Station: [7] GRADING AND SORTING
The warehouse we’re in was used to process coffee from 1896 onwards. Picking over and sorting out the bad pips was manual work done exclusively by women.
Up to 300 women once sat at long tables beneath the glass roof of this store room. In front of them lay the coffee beans. They had to use both hands to sort out the bad pips, like the pigeons sorting the peas in the fairy tale of Cinderella.
In Germany, green and roasted coffee kernels were still being sorted by hand on motorised sorting tables until the 1970s.
Here at the coffee museum, our display includes a single-user sorting machine built in 1940 by the firm of G. W. Barth in Ludwigsburg.
The green coffee was filled into the machine's hopper from a sack. A female worker sat in the chair in front of the machine and was able to adjust the speed by operating the foot pedal, much like a sewing machine. The conveyor belt then moved the coffee forward. The worker had to keep her eyes peeled to spot the bad pips and use both hands to discard them into the slots on either side. The good coffee seeds finally dropped through a gap at the front and were collected in a sack.
Finding the “stinkers” was crucial. Stinkers are decomposing coffee beans that can spoil large quantities of coffee, something that hasn’t changed. Each worker had to sort up to eight kilogrammes (nearly eighteen pounds) of green coffee an hour. The work was poorly paid and strictly monitored, so the worker might even have her low wages docked if the amount fell short.

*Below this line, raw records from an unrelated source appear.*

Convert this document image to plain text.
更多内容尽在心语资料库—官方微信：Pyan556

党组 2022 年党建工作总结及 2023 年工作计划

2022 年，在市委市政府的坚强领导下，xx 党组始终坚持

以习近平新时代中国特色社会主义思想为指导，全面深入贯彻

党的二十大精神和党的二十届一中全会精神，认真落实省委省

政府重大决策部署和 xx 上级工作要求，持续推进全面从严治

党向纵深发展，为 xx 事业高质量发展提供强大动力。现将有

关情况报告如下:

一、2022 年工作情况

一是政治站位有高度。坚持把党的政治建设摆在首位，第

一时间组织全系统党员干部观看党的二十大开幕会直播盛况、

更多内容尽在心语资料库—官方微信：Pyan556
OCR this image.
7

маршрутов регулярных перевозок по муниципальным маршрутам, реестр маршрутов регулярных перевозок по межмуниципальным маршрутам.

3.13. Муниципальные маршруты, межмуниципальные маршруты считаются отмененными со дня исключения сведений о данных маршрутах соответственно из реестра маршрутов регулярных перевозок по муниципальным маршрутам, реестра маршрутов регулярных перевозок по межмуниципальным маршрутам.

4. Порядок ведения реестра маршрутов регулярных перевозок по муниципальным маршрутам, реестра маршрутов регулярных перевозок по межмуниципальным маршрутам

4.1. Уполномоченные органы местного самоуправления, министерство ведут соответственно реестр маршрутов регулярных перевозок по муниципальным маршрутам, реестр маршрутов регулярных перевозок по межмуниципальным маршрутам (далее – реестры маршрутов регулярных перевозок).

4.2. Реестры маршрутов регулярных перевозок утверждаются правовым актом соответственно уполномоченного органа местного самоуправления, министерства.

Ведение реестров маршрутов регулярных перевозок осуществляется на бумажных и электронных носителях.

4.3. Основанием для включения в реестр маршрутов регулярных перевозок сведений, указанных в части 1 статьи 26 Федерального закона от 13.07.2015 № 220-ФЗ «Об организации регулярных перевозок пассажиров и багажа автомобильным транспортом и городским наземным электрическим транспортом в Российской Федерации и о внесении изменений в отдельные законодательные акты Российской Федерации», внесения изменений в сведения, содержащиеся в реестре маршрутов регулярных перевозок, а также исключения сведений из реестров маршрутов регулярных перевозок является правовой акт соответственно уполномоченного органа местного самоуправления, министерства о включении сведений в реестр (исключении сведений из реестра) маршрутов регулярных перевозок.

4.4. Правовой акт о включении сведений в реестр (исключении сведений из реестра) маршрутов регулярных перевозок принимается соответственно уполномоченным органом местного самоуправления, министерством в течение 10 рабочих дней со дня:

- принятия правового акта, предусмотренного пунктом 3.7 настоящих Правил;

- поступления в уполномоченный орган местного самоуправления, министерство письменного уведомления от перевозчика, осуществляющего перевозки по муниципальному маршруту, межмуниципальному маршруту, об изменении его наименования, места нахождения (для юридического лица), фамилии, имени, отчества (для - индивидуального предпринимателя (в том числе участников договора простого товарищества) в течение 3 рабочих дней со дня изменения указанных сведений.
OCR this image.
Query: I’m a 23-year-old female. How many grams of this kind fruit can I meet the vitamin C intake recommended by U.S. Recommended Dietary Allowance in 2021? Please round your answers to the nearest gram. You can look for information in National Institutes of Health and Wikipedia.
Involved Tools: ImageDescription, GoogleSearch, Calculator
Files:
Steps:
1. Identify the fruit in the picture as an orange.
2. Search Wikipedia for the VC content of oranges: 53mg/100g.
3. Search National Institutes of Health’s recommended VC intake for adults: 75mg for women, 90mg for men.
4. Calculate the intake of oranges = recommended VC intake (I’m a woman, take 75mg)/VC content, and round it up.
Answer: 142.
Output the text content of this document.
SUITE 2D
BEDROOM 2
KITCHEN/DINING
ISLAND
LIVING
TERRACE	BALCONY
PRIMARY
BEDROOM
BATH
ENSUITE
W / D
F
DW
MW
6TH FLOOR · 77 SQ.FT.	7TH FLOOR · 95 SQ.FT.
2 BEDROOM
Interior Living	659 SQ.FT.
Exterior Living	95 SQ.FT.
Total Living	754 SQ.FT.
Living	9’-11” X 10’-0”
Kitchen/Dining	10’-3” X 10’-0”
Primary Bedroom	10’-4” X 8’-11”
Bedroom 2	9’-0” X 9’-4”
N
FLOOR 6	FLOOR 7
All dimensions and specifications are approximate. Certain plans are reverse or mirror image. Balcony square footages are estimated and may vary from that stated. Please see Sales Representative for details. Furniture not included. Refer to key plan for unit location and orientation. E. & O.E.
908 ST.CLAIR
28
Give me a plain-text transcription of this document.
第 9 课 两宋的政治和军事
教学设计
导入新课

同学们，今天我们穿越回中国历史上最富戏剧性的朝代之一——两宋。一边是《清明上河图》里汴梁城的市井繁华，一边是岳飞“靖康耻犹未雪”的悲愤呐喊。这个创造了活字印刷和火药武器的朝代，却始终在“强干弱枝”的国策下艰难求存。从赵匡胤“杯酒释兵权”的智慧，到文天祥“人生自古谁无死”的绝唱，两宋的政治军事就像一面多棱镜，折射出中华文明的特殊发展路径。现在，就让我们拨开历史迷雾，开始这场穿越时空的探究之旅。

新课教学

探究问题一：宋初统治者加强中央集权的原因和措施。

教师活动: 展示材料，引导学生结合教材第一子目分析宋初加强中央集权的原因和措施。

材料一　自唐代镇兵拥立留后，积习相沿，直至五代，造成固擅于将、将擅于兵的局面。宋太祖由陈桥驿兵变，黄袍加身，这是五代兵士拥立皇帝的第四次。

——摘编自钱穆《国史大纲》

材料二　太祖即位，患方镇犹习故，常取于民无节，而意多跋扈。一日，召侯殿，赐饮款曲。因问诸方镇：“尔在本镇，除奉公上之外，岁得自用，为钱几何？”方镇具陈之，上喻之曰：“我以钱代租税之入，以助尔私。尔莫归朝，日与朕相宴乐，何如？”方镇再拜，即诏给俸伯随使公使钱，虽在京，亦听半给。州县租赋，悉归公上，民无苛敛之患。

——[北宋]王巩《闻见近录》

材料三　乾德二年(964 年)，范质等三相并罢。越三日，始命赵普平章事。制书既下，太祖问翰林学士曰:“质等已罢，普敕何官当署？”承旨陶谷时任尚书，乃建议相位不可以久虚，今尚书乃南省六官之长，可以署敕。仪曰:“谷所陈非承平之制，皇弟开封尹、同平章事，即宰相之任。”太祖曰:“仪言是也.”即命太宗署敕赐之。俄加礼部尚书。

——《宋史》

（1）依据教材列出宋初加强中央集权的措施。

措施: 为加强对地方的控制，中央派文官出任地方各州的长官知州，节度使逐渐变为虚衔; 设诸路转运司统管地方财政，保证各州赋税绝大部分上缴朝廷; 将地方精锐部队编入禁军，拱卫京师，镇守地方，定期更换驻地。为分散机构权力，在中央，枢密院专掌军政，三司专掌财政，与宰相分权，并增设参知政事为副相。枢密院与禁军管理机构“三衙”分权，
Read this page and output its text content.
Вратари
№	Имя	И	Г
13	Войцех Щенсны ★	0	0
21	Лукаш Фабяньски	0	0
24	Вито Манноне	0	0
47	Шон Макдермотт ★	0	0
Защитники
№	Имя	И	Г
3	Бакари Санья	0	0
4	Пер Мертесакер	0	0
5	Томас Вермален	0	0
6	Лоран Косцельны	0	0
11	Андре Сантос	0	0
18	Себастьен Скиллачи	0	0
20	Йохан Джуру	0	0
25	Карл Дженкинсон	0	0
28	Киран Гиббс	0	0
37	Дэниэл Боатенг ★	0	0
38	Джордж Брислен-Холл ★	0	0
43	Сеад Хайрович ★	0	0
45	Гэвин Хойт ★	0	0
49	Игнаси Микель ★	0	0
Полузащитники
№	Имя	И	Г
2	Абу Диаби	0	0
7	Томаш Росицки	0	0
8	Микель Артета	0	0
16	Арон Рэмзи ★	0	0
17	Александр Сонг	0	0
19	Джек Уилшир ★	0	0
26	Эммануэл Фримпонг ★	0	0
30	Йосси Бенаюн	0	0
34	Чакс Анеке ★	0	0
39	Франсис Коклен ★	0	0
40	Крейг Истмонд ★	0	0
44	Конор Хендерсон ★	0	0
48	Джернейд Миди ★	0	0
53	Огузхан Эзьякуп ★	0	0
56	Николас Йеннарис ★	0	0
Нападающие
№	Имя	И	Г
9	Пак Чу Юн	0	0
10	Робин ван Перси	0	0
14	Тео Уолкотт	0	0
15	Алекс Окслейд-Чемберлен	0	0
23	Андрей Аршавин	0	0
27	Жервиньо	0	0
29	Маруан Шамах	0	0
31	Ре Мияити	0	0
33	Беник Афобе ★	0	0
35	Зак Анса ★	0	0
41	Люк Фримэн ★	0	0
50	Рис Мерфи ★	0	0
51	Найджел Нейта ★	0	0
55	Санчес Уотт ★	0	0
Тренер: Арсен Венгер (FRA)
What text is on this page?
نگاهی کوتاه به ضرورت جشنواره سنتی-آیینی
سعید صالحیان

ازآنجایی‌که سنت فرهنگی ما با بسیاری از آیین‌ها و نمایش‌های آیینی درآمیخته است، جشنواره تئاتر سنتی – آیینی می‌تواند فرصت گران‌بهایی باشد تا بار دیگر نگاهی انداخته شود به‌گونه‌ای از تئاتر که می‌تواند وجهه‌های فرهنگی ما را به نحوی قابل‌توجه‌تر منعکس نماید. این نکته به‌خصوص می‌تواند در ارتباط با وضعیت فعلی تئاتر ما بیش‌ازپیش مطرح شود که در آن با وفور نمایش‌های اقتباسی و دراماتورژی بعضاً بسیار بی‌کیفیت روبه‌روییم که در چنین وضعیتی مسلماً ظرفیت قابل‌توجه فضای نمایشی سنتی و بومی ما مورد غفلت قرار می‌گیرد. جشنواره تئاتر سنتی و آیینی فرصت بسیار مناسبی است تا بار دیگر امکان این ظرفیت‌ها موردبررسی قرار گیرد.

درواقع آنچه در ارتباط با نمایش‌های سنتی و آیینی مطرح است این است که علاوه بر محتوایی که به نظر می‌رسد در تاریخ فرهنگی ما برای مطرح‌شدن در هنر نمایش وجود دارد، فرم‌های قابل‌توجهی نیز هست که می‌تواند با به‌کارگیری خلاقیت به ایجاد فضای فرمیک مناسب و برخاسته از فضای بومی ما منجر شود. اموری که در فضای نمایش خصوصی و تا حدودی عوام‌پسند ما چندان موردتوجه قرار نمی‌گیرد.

Between the two single-user machines, there’s a long sorting table with six work places. At this table, the female workers had to adapt to the speed of the motor. Since the 1990s, industrialised countries have switched to electronic sorting machines, so these days, coffee is no longer sorted by hand in Germany. But in most coffee-growing countries, the processing is still done by hand: from picking to drying to sorting.